The following post was contributed by Hani Morrar, Biz Dev Manager at Dakwak. Hani started his career in Amman, Jordan doing sales, marketing and lead generation. He moved to Dubai in 2011 to work as a Marketing Project Manager at The Content Factory, and one year later returned to Jordan to work with cashU, the leading prepaid online payment gateway in the MENA region. Last year, Hani joined Dakwak and recently came to Mountain View for 500's accelerator program.
سأل الممكن المستحيل : أين تقيم ؟ فأجابه في أحلام العاجز
Translation: The "Possible" asked the "Impossible": where do you live? and it answered, "In the dreams of the quitter."
If you ask any startup founder what they mean when they say “global,” you’ll usually get a pretty disappointing answer. To many, “global” means they’re targeting Europe, Latin America, Japan and maybe China and India. But you’ll rarely – if ever – hear countries like Saudi Arabia, Qatar or Jordan included in the mix. Even most startups that throw around the terms “EMEA” or “MENA” spend little to no time going after the Middle East.
It’s time to end that. Even though the Arab world is home to more than 60 million smartphone users and 90 million people on the internet, Arabic is widely regarded as the most underserved language on the internet, and less than 1% of all apps are available Arabic. Talk about a BIG ASS missed opportunity.
I’m from Jordan, so I know this market is already huge and will grow to ridiculous proportions in the future. We were excited about joining an accelerator program that’s invested in companies like Jeeran, Tamatem and of course, my company Dakwak. We’re one of the first Middle Eastern companies to work out of 500’s office in Mountain View.
But given the opportunities in market, why do so many companies have such an aversion to translating their services and properly marketing to this region?

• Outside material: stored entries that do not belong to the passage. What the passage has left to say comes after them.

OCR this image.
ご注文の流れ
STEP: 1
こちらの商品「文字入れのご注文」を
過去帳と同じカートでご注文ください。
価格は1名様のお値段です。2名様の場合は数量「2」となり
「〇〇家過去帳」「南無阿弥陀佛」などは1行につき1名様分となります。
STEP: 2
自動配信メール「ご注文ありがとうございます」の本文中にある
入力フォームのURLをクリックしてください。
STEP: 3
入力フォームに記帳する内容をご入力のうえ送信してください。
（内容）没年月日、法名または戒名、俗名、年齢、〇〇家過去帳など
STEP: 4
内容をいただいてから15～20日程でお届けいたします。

Why miss out on making a hell of a lot more money?
Dated (and Wrong) Perceptions
Though the facts above state otherwise, many people still have completely false ideas of what life is like in the Modern Arab world. People use the internet. They go on Facebook. And they use apps, websites and almost everything else people use in the United States. Most of them have never ridden a camel, and many Arabs spend just as much time browsing silly internet websites as you do.
Despite what many think, there’s a growing Arab middle class with money to spend – Arabic speakers have the fastest growing online GDP in the world, and their overall online GDP is ranked 11th. This means they’re not browsing the internet – they’re comfortable whipping their wallets out and spending cash online.

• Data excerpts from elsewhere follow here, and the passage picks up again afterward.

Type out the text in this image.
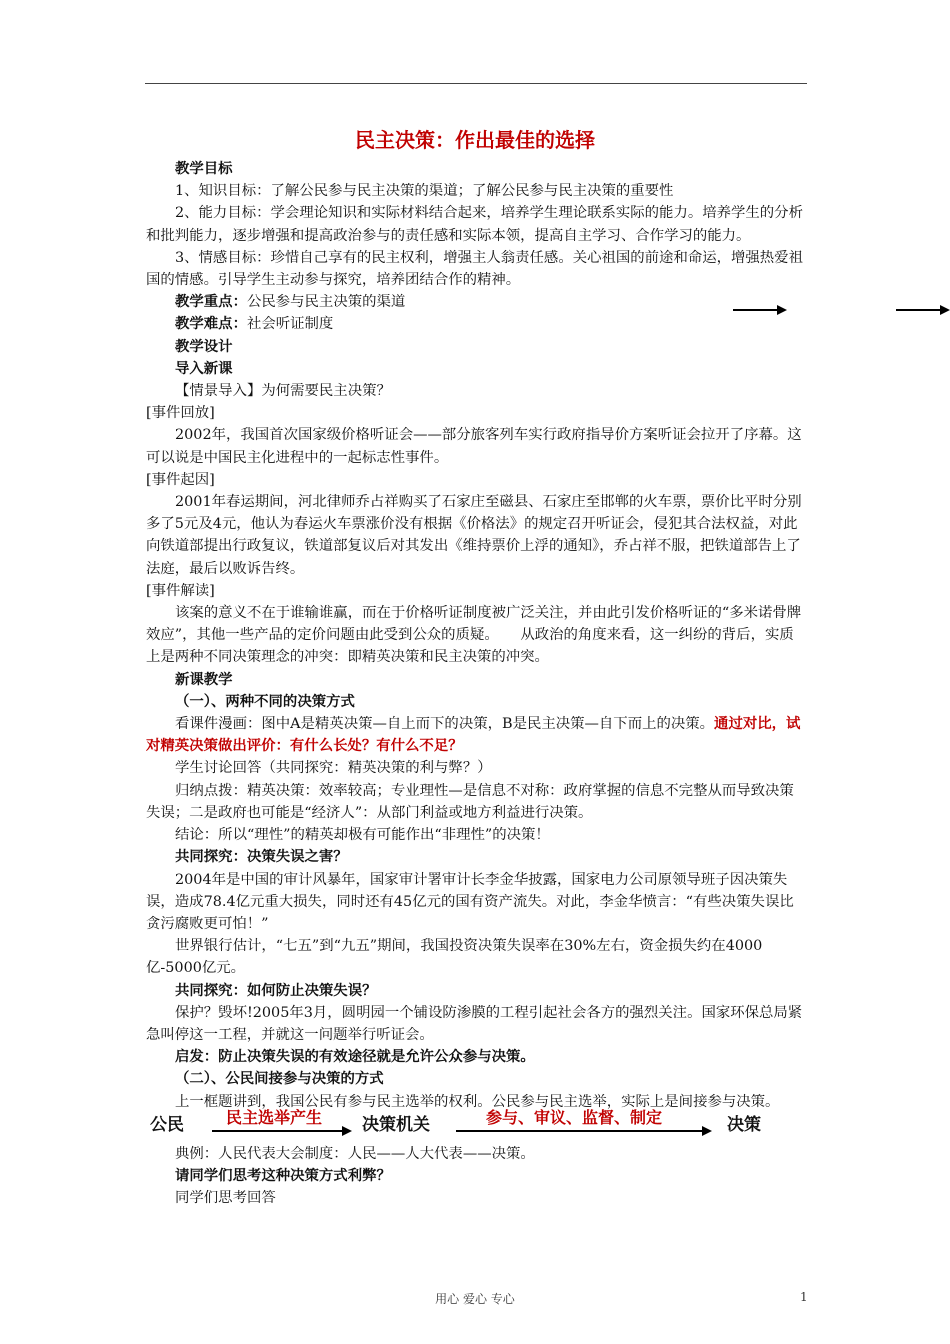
民主决策：作出最佳的选择

教学目标

1、知识目标：了解公民参与民主决策的渠道；了解公民参与民主决策的重要性

2、能力目标：学会理论知识和实际材料结合起来，培养学生理论联系实际的能力。培养学生的分析和批判能力，逐步增强和提高政治参与的责任感和实际本领，提高自主学习、合作学习的能力。

3、情感目标：珍惜自己享有的民主权利，增强主人翁责任感。关心祖国的前途和命运，增强热爱祖国的情感。引导学生主动参与探究，培养团结合作的精神。

教学重点：公民参与民主决策的渠道

教学难点：社会听证制度

教学设计

导入新课

【情景导入】为何需要民主决策？

[事件回放]

2002年，我国首次国家级价格听证会——部分旅客列车实行政府指导价方案听证会拉开了序幕。这可以说是中国民主化进程中的一起标志性事件。

[事件起因]

2001年春运期间，河北律师乔占祥购买了石家庄至磁县、石家庄至邯郸的火车票，票价比平时分别多了5元及4元，他认为春运火车票涨价没有根据《价格法》的规定召开听证会，侵犯其合法权益，对此向铁道部提出行政复议，铁道部复议后对其发出《维持票价上浮的通知》，乔占祥不服，把铁道部告上了法庭，最后以败诉告终。

[事件解读]

该案的意义不在于谁输谁赢，而在于价格听证制度被广泛关注，并由此引发价格听证的“多米诺骨牌效应”，其他一些产品的定价问题由此受到公众的质疑。　　从政治的角度来看，这一纠纷的背后，实质上是两种不同决策理念的冲突：即精英决策和民主决策的冲突。

新课教学

（一）、两种不同的决策方式

看课件漫画：图中A是精英决策—自上而下的决策，B是民主决策—自下而上的决策。通过对比，试对精英决策做出评价：有什么长处？有什么不足？

学生讨论回答（共同探究：精英决策的利与弊？）

归纳点拨：精英决策：效率较高；专业理性—是信息不对称：政府掌握的信息不完整从而导致决策失误；二是政府也可能是“经济人”：从部门利益或地方利益进行决策。

结论：所以“理性”的精英却极有可能作出“非理性”的决策！

共同探究：决策失误之害？

2004年是中国的审计风暴年，国家审计署审计长李金华披露，国家电力公司原领导班子因决策失误，造成78.4亿元重大损失，同时还有45亿元的国有资产流失。对此，李金华愤言：“有些决策失误比贪污腐败更可怕！”

世界银行估计，“七五”到“九五”期间，我国投资决策失误率在30%左右，资金损失约在4000亿-5000亿元。

共同探究：如何防止决策失误？

保护？毁坏!2005年3月，圆明园一个铺设防渗膜的工程引起社会各方的强烈关注。国家环保总局紧急叫停这一工程，并就这一问题举行听证会。

启发：防止决策失误的有效途径就是允许公众参与决策。

（二）、公民间接参与决策的方式

上一框题讲到，我国公民有参与民主选举的权利。公民参与民主选举，实际上是间接参与决策。

公民	民主选举产生 决策机关	参与、审议、监督、制定	决策

典例：人民代表大会制度：人民——人大代表——决策。

请同学们思考这种决策方式利弊？

同学们思考回答

用心 爱心 专心	1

People think English is Enough
“English is the language of business!” NO, it’s not, at least not everywhere. While past generations in the Arab world were comfortable using English or French – mostly because that’s all they had – the current generation expects to consume information online in Arabic. Young people in the Arab world are hungry release for services and apps in their language – not English.
Startups seem to think that having a great product is all that matters. Newsflash: people are more likely to trust a service (and spend money on it) when it’s been tailored to their market. According to recent research, 85% of consumers are more likely to buy a product with information in their native language. Sure, not all your collateral needs to be in Arabic, but you should have enough of your site or app translated to get users to sign up.
Confusion about Arabic
Getting your site or app translated into Arabic may seem extremely daunting at first, especially since the script is completely indecipherable to someone who’s only used the western alphabet. Another complication is the fact that MSA (modern standard Arabic) is actually very different from the dialects people speak in various Arab countries.
While this may intimidate you more about translating your site, having an MSA version is 1000% better than only having European languages. Services like Google Translate and Dakwak have made it very easy to do basic localization without extra staff. If more localization is needed, you can always do it later with the help of a translator or crowdsourcing. Having a basic MSA translation of your product is the first step to getting way more customers and actually being global.
Think this futuristic skyline belongs to Tokyo? NYC? Shanghai? NOPE. Dubai.
It’s shocking how few businesses are going after the Arab market. Only 5% of Fortune 500 companies and – based on casual observation, a handful of western entrepreneurs – focus even a minimal amount of energy on selling to people who want services, apps and products in Arabic. If you’re a startup, you probably have first mover advantage in the Middle East. SEIZE IT.